Although I share the same sentiment about the election as one of my favourite commentators, Kenan Malik, I am remaining hopeful. Last election it did not matter if the soppy, ineffective sponge that constituted Miliband's Labour won the election, because the party was still effectively being controlled by Progress and New Labour careerists. Cue the imperialist, anti-welfarist Rachel Reeves, a so-called 'Labour' MP, squawking that Labour did not want to be a party of welfare recipients and 'no-hopers'. But given the recent campaign launch and the workers' manifesto, I see no other choice but to root for Corbyn's Labour this coming
election because many Blairites and lobbyists from the New Labour days have
fortunately resigned in protest or in cynical gestures because they think they
will lose their seats. Corbyn winning the election is very much NOT likely as
Labour is 16-17 points behind in recent polls. Labour under Corbyn is not a
terrible option for workers - certainly not as terrible as the NZ Labour Party.
The Tories have essentially called the election to save their majority of about
15 seats, because 30 Tory MPs are being investigated for electoral fraud. They
also demand a 'stronger position' for Brexit negotiations, a claim denied by
key EU negotiators like Guy Verhofstadt. The only good thing that can be said
about the coming election is - if Labour can do well - it will mean overcoming
the odds imposed on them by serious anti-Corbyn and anti-socialist media
hyping, bias and manipulation; and without the hindrance of Labour's Right
which is increasingly fleeing from the party.

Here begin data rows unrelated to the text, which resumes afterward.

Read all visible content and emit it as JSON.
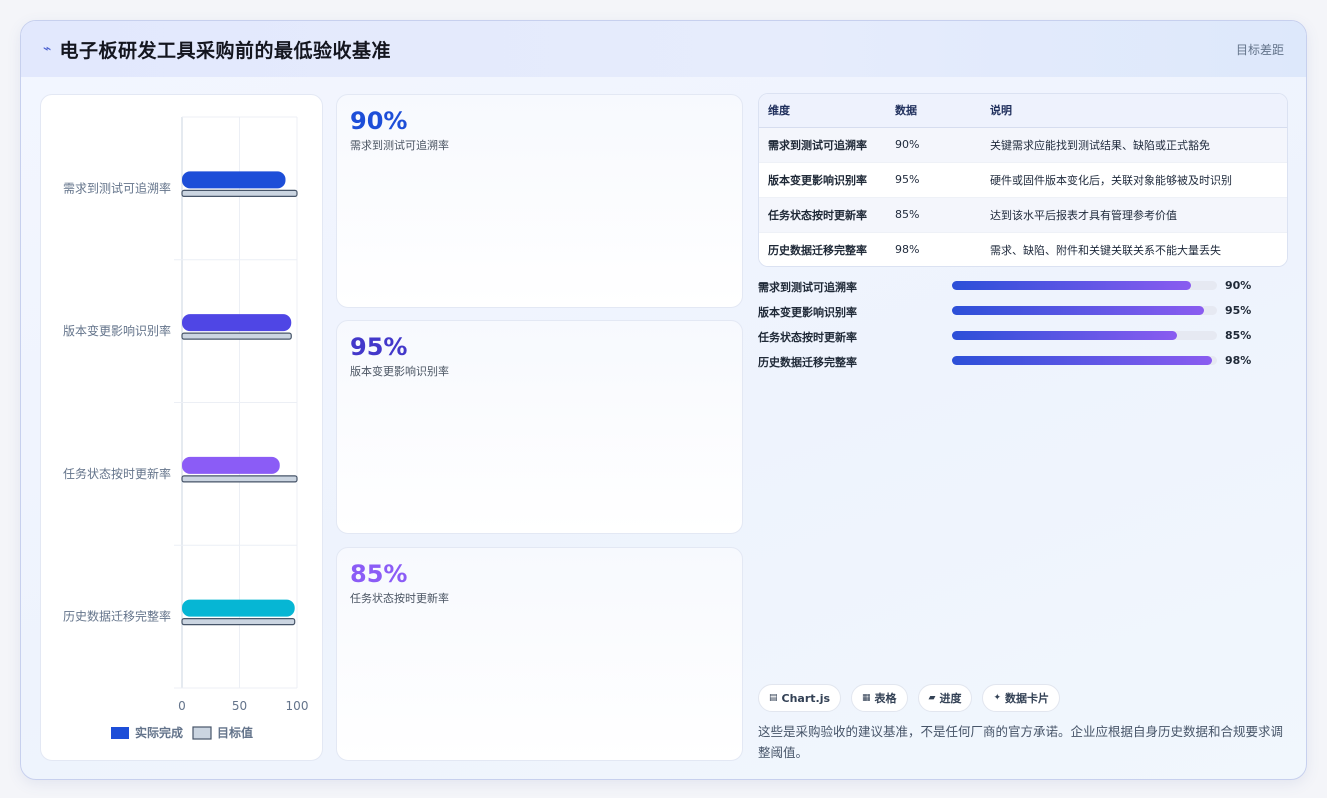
{
  "header": {
    "icon": "trend-arrow-icon",
    "title": "电子板研发工具采购前的最低验收基准",
    "right_label": "目标差距"
  },
  "chart_data": {
    "type": "bar",
    "orientation": "horizontal",
    "categories": [
      "需求到测试可追溯率",
      "版本变更影响识别率",
      "任务状态按时更新率",
      "历史数据迁移完整率"
    ],
    "series": [
      {
        "name": "实际完成",
        "values": [
          90,
          95,
          85,
          98
        ],
        "colors": [
          "#1d4ed8",
          "#4f46e5",
          "#8b5cf6",
          "#06b6d4"
        ]
      },
      {
        "name": "目标值",
        "values": [
          100,
          95,
          100,
          98
        ],
        "color": "#cbd5e1"
      }
    ],
    "xticks": [
      "0",
      "50",
      "100"
    ],
    "xlim": [
      0,
      100
    ],
    "grid": true,
    "legend": "bottom"
  },
  "stats": [
    {
      "value": "90%",
      "label": "需求到测试可追溯率",
      "color": "#1d4ed8"
    },
    {
      "value": "95%",
      "label": "版本变更影响识别率",
      "color": "#4338ca"
    },
    {
      "value": "85%",
      "label": "任务状态按时更新率",
      "color": "#8b5cf6"
    }
  ],
  "table": {
    "headers": [
      "维度",
      "数据",
      "说明"
    ],
    "rows": [
      [
        "需求到测试可追溯率",
        "90%",
        "关键需求应能找到测试结果、缺陷或正式豁免"
      ],
      [
        "版本变更影响识别率",
        "95%",
        "硬件或固件版本变化后，关联对象能够被及时识别"
      ],
      [
        "任务状态按时更新率",
        "85%",
        "达到该水平后报表才具有管理参考价值"
      ],
      [
        "历史数据迁移完整率",
        "98%",
        "需求、缺陷、附件和关键关联关系不能大量丢失"
      ]
    ]
  },
  "progress": [
    {
      "label": "需求到测试可追溯率",
      "value_text": "90%",
      "value": 0.9
    },
    {
      "label": "版本变更影响识别率",
      "value_text": "95%",
      "value": 0.95
    },
    {
      "label": "任务状态按时更新率",
      "value_text": "85%",
      "value": 0.85
    },
    {
      "label": "历史数据迁移完整率",
      "value_text": "98%",
      "value": 0.98
    }
  ],
  "chips": [
    {
      "icon": "chart-icon",
      "label": "Chart.js"
    },
    {
      "icon": "table-icon",
      "label": "表格"
    },
    {
      "icon": "progress-icon",
      "label": "进度"
    },
    {
      "icon": "sparkle-icon",
      "label": "数据卡片"
    }
  ],
  "note": "这些是采购验收的建议基准，不是任何厂商的官方承诺。企业应根据自身历史数据和合规要求调整阈值。"
}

Supporting Corbyn's Labour's policies on banning
zero-hours contracts, increases for workers' wages, an extraordinary public sector programme set to replace New Labour and Tory private subcontracting (particularly measured in healthcare), abandonment of nuclear
weapons programmes, and finally a world leader in power who pledges to embark
on a peace mission instead of continuing global imperialism, is actually an OK
social democratic programme I think we can support amidst the tyrannical
political duopoly of the neoliberal elite-worshippers and the far-right
xenophobic zealots plaguing the rest of the world. I don't view this turn to
support for the Labour Party as an abandonment of any Marxist position I have;
it is purely because of the revanchist disaster that the Tories, in concert
with the pro-Brexit xenophobes of UKIP, have unleashed (as they always will) on the British people
and their arrogant belief that they have gotten away with it. Corbyn in recent
interviews and speeches is posing a 'hard Brexit' as a foregone conclusion -
the realist response against Theresa May's continual obfuscation that they can get a better deal
(this 'reassurance' has been swiftly denied by Angela Merkel, Guy Verhofstadt
and other EU powerbrokers) - which means Labour will now campaign for policies in the
inevitable situation of Brexit. The Tories, if re-elected, will engage in all
manner of mystification whilst doing absolutely nothing for working people. The callous, robotic Theresa May - who like a deranged Dalek repeats ad nauseam that she will deliver "strong and stable leadership" whenever the cameras are around - has retreated into hiding during this campaign, likely because despite being leader, she is seen as weak in debate and gaffe-prone, evinced by her often poor, evasive performances in Prime Minister's Questions. They will use Brexit to obliterate union gains and workers' rights, destroy the NHS, engage in more wars with the blithering Boris Johnson as foreign secretary, and threaten another wave of vicious cuts to public services while they
attempt to save a collapsing post-Brexit economy as the orbit of financial
control swings evermore heavily to the corporate elite.